Anticardiolipin antibody titre and plasma homocysteine level independently predict intima media thickness of carotid arteries in subjects with idiopathic antiphospholipid antibodies

This study evaluated whether IgG anticardiolipin antibody (aCL) titre and traditional risk factors for atherosclerosis bore any relationship to the intima media thickness (IMT) of carotid arteries of patients with idiopathic antiphospholipid antibodies (aPL). IMT was assessed by high-resolution sonography at the common carotid, carotid bifurcation and internal carotid in 42 (13 male, 29 female, mean age 31 +/- 10 years) aPL subjects, 29 with primary thrornbotic antiphospholipid syndrome and 13 with persistence of aPL in the absence of any underlying disorder. In the same subjects the following were measured: plasma fibrinogen (FNG), von Willebrand factor (vWF), plasminogen activator inhibitor (PAI), homocysteine (HC), total cholesterol (CHO), triglycerides (TG), high density and low density lipoprotein (HDL and LDL), platelet numbers and aCL of IgG and IgM isotype.

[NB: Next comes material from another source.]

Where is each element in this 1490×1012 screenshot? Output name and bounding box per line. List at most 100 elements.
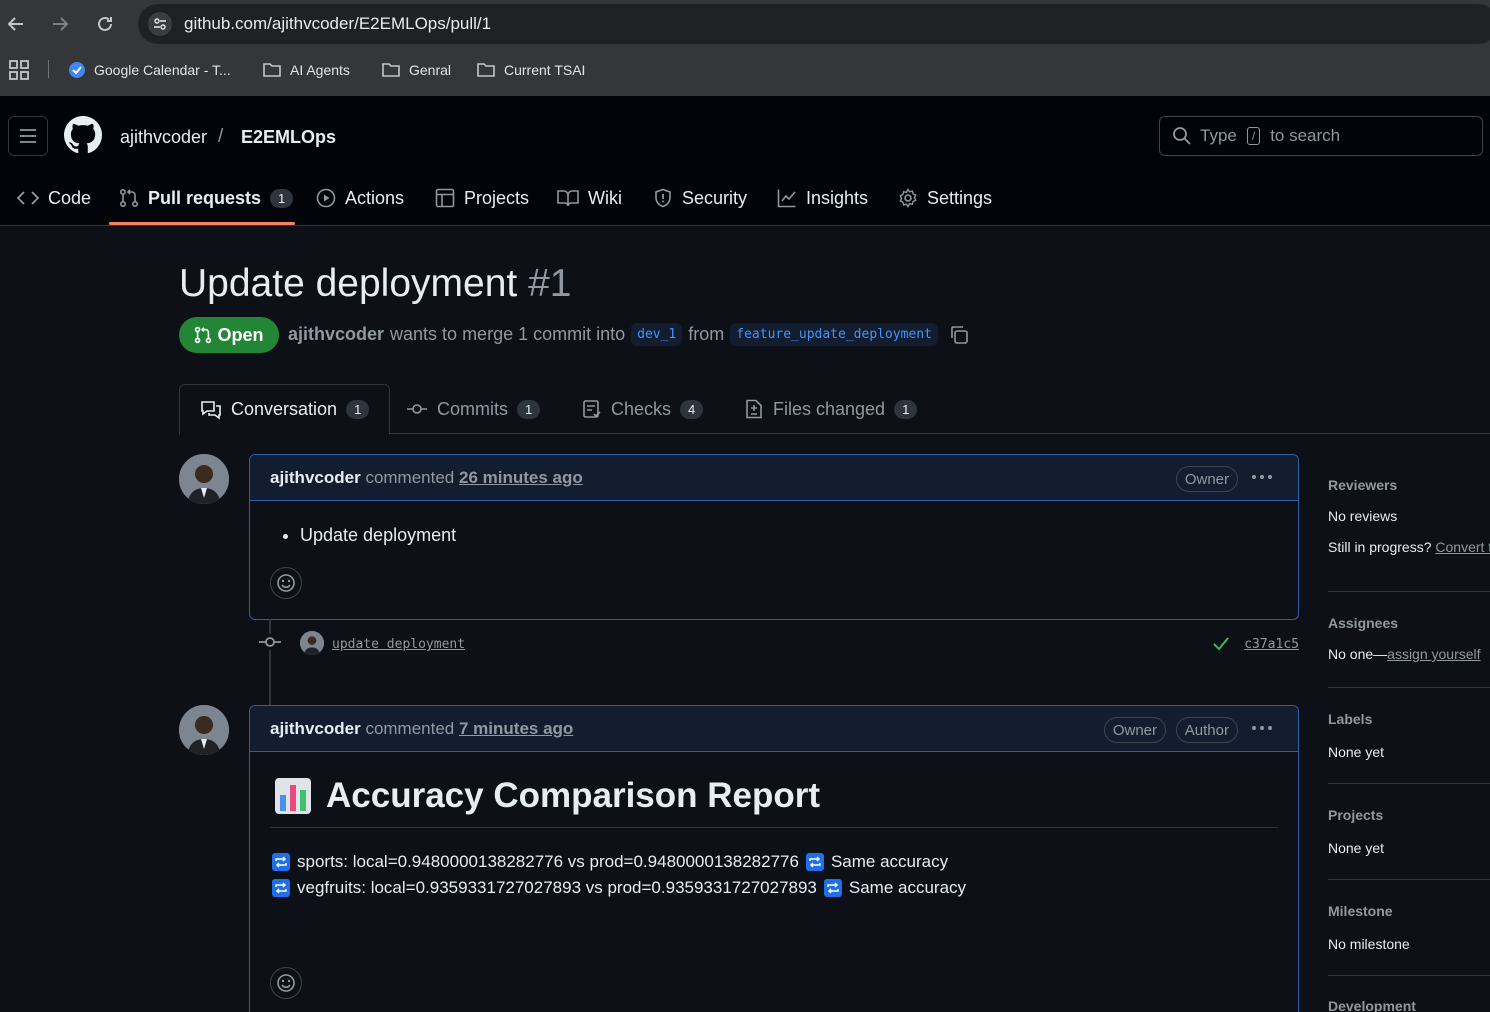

IMT of the internal carotid was greater in males than females (0.48 +/- 0.03 vs 0.39 +/- 0.01 mm, P = 0.02). IMT of the carotid bifurcation was greater in thrombotic than non-thrombotic subjects (0.50 +/- 0.02 vs 0.42 +/- 0.02mm, P = 0.04). By simple regession, IMT of the common carotids correlated with age (P < 0.0001) IgG aCL titre (P = 0.001), FNG (P = 0.006), LDL (0.01), CHO (0.02) and PAI (P = 0.02). IMT of the carotid bifurcation correlated with age (P = 0.002), IgG aCL titre (P = 0.0002), FNG (P = 0.0001), HC (P = 0.009), CHO (P = 0.02), vWF (P = 0.01) and number of thrombotic events (P = 0.03). IMT of the internal carotids correlated with age (P = 0.002), IgG aCL titre (P = 0.0001), FNG (P = 0.0008), PAI (P = 0.002) and HC (P = 0.01). By stepwise multiple regression analysis, IgG aCL titre independently predicted IMT at all carotid segments examined (P always <0.005). In addition, plasma FNG and HC also resulted independent predictors of IMT at the carotid bifurcation (P = 0.001 and P < 0.0001, respectively) and internal carotid (P = 0.03 and P < 0.0001, respectively). These data strongly support an atherogenic role for IgG aCL in patients with aPL. Measurement of plasma HC and FNG may help define aPL subjects at higher vascular risk who may require lowering of HC and FNG by vitamin and/or pharmacologic intervention.